The "Golden Mean" Doctrine in the Chinese cultural tradition is not conducive to the cultivation of innovative scientists.

 

The scientific and cultural tradition of a country plays a quite important role in its innovation capacity and technological development and the winning of the Nobel Prize. In the Chinese history, there is a bright side in the scientific and cultural tradition, which has boosted the development and progress of the Chinese nation. However, there are some shortcomings and flaws as well, which may be a negative factor for China to win the Nobel Prize. We should view and treat the shortcomings and deficiencies in Chinese scientific and cultural tradition objectively.

The ancient Chinese civilization is brilliant and glorious. There are the Four Great Inventions that Chinese people are still proud of. The Chinese have made outstanding scientific achievements long before the scientific prosperity in the west. China had been the pacesetter in science and technology in the world before the 15th century. There was the Rule of Zhenguan, a period in the Chinese history in Tang Dynasty when over five hundred Japanese students came to Chang’an to study. The ideas in the traditional Chinese culture including system, harmony, and truth-seeking have also exerted momentous impact on modern science and culture in the west. The role of the Chinese nation on the development of human civilization has been well-acknowledged in the world.

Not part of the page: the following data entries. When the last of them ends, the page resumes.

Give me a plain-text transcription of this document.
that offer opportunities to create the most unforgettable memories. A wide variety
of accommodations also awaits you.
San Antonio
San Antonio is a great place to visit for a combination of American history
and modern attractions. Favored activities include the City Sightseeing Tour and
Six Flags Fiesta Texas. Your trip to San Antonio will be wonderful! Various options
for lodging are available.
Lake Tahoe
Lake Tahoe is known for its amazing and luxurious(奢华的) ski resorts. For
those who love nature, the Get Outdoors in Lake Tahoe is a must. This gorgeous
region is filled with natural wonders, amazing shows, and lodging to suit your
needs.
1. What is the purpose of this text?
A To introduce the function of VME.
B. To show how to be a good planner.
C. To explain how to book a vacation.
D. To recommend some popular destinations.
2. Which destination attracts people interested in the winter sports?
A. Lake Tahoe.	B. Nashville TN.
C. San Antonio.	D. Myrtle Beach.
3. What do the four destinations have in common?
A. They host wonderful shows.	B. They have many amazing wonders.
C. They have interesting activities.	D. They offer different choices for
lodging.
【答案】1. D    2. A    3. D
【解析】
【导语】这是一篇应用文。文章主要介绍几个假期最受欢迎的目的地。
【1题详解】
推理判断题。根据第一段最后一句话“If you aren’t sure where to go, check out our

Speaking of the Chinese history of science, we must mention Joseph Needham, a British biochemist from Cambridge University. In 1937, he recruited 3 Chinese students: Wang Yinglai (the principal responsible person for the synthetic insulin study in china later), Lu Guizhen and Shen Shizhang. Their talents amazed Joseph Needham so much that he began to develop a yearning for the ancient Chinese civilization. He was already a renowned biochemist then. But he took a lot of efforts in studying Chinese, and was devoted in the study of the Chinese history of science at the cost of giving up his own specialty. In his “Science and Civilization in China”, a masterpiece of more than ten volumes, it was proved with substantial historical data that science and civilization in China had been unmatched by the west from the 3rd century BC to the 13th century; The scientific inventions and discoveries in China far outweighed those in contemporary Europe, which was especially so before the 15th century.